Her husband's worsening health prompted a move from smoggy London to more salubrious Margate. The change of scene inspired a notable shift in Ayrton's scientific interests. Proposing that ripples she observed on the sandy beach at Margate were caused by vortices in the water passing over it, Ayrton began to consider whether a similar process might govern the behavior of gases. During World War I, she invented the Ayrton Fan, also known as "the Ayrton Flapper," a hand-held fan used by thousands of soldiers to disperse poison gas according to the principles of vortex action that Ayrton supposed to be operative in water as well. She spent her later years engaged in developing ideas related to the dispersal of gases in tight spaces like mines and sewers. She also contributed a series of problems and solutions to the "Mathematical Questions" section of The Educational Times, a prominent English serial that disseminated mathematical concepts and results to an audience of educators, students, and interested lay readers (Manzo, n.p.).

In 1899, She became the first woman to become a member of the Institution of Electrical Engineers and chaired the Physical Science section of the International Congress of Women. In 1902 Perry put Ayrton forward for election as a Fellow of the Royal Society. Although his proposal was co-signed by no fewer than eight colleagues, her candidacy was rejected on a technicality: because married women had no legal status due to coverture, they were ineligible for membership in organizations like the Royal Society. The vacuousness of this rebuff seems to have been evident to at least some portion of the Royal Society, for the Society awarded her the Hughes Medal just four years later, in recognition of the high quality of her experimental work.

Ayrton's scientific work cannot be separated from her activism in the service of women's rights. In 1906, Ayrton joined the Women's Social and Political Union, a suffragette organization, and participated in marches and demonstrations. She linked her political work with her professional experiences, understanding that her personal struggle to garner recognition for her work emerged from a social formation of inequality within which women were assumed incapable of work worthy of recognition in the first place. In 1909, when Ayrton's close friend Marie Curie was in danger of losing to her husband her priority in the discovery of radium, Ayrton penned a fiery letter of support to the Westminster Gazette, in which she famously asserted that "an error that ascribes to a man what was actually the work of a woman has more lives than a cat" (qtd. in Bruton, n.p.).

Bibliography

Bruton, Elisabeth. "The life and material culture of Hertha Marks Ayrton (1854– 1923): suffragette, physicist, mathematician and inventor." Science Museum Group Journal. October, 2018.

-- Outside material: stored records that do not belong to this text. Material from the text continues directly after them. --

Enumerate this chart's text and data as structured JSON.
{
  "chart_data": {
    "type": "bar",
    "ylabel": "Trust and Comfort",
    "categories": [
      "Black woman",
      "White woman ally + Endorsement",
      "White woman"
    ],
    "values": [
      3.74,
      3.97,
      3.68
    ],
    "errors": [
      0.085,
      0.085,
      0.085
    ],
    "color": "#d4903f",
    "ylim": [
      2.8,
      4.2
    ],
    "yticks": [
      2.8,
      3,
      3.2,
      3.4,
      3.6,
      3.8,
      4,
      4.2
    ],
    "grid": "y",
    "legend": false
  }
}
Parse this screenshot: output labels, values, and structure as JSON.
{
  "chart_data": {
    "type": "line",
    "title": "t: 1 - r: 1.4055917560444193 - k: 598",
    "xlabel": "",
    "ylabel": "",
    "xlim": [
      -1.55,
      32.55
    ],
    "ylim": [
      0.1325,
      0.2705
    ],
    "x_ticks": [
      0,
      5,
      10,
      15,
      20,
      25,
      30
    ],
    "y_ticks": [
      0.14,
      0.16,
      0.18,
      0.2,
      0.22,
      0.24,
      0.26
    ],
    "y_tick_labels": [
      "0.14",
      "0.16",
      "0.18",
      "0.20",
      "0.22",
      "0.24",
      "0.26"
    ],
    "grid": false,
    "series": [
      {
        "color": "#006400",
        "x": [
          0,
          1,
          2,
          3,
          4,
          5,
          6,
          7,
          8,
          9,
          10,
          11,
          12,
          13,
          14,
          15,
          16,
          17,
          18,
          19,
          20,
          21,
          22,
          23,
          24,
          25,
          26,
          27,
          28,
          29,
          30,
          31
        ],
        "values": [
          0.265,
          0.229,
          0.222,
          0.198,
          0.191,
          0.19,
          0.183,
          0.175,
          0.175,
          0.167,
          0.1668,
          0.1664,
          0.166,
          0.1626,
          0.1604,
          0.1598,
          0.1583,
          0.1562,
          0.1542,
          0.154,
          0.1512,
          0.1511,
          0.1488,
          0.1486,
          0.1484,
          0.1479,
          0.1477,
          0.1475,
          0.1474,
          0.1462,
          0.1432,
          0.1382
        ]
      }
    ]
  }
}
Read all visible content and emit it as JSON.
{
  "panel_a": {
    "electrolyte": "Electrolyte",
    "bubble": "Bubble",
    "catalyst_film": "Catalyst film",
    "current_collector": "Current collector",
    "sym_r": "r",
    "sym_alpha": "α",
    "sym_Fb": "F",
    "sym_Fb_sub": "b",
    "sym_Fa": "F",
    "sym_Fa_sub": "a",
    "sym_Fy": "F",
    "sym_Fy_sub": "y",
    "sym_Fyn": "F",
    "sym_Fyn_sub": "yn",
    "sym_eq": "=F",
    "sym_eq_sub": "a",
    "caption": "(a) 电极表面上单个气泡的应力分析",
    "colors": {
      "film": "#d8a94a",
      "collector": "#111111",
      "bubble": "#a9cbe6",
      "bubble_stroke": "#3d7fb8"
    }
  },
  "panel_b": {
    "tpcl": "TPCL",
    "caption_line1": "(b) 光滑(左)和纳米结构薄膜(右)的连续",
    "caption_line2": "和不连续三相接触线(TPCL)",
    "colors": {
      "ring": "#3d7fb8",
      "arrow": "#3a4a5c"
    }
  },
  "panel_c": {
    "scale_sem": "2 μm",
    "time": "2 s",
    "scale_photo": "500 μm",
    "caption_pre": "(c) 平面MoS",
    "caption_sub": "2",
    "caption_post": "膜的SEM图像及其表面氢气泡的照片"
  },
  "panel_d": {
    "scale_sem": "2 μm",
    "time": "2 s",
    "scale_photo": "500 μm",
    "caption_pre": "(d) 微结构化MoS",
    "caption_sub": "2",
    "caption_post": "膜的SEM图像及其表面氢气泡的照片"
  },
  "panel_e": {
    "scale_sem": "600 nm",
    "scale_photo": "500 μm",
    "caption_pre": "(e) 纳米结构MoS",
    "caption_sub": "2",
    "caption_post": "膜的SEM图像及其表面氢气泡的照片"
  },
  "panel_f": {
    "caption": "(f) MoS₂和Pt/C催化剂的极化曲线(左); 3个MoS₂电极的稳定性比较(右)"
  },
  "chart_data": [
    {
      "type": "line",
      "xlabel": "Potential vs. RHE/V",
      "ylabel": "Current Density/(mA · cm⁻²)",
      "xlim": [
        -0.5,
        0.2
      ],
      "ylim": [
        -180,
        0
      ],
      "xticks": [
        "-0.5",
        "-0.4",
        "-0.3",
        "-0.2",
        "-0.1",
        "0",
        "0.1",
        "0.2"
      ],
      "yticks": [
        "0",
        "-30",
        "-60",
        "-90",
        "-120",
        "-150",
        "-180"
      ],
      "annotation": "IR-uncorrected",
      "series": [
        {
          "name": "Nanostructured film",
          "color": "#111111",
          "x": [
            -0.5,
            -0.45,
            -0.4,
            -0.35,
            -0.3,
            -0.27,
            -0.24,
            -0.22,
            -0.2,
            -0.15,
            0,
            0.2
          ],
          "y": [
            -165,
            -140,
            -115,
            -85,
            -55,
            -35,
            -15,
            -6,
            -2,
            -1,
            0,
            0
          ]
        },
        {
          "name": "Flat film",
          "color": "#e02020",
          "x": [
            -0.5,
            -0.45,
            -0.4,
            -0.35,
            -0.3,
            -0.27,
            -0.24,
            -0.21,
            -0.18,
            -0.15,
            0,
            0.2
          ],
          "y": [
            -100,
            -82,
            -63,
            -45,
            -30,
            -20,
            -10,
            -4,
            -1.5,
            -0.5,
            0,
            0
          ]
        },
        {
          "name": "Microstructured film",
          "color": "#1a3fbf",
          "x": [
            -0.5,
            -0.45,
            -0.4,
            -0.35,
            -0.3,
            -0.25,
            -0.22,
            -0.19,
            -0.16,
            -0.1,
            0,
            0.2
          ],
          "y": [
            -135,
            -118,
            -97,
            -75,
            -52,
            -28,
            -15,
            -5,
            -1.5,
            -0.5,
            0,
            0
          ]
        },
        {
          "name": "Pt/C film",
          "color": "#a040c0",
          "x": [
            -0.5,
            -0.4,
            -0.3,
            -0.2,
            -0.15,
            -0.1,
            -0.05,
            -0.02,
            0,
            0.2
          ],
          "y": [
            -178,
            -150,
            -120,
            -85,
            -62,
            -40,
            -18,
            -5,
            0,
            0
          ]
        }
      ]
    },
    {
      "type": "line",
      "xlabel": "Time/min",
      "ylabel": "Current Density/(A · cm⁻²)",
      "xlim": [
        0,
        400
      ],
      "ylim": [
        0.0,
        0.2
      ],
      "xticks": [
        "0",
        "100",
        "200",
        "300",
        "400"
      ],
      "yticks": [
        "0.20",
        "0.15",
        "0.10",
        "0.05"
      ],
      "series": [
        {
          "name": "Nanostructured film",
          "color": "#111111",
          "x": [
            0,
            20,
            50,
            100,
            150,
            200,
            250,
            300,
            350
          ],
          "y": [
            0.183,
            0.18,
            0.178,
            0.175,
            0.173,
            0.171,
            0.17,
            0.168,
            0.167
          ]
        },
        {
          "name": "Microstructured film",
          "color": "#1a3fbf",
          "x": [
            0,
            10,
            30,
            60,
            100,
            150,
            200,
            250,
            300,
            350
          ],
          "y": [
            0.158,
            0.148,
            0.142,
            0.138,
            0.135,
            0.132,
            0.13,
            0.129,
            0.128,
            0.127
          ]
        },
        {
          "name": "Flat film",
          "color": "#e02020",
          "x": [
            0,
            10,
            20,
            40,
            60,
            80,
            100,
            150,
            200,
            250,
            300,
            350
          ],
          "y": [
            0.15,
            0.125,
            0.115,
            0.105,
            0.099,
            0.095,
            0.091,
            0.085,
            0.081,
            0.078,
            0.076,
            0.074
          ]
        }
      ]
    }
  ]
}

Gregersen, Erik. "Hertha Marks Ayrton". Encyclopedia Britannica, 22 Aug. 2020.

Manzo, Robert M. "The Educational Times Database: Women Contributors." Convergence. March, 2021.

Mason, Joan. “Hertha Ayrton (1854-1923) and the Admission of Women to the Royal Society of London.” Notes and Records of the Royal Society of London, 45.2, 1991, pp. 201–220.

Ogilvie, Marilyn Bailey. "Marital Collaboration." In Uneasy careers and intimate lives. Women in science 1789-1979. Eds. Pnina G. Abir-Am and Dorinda Outram. New Brunswick and London: Rutgers University Press, 1987. 115-123.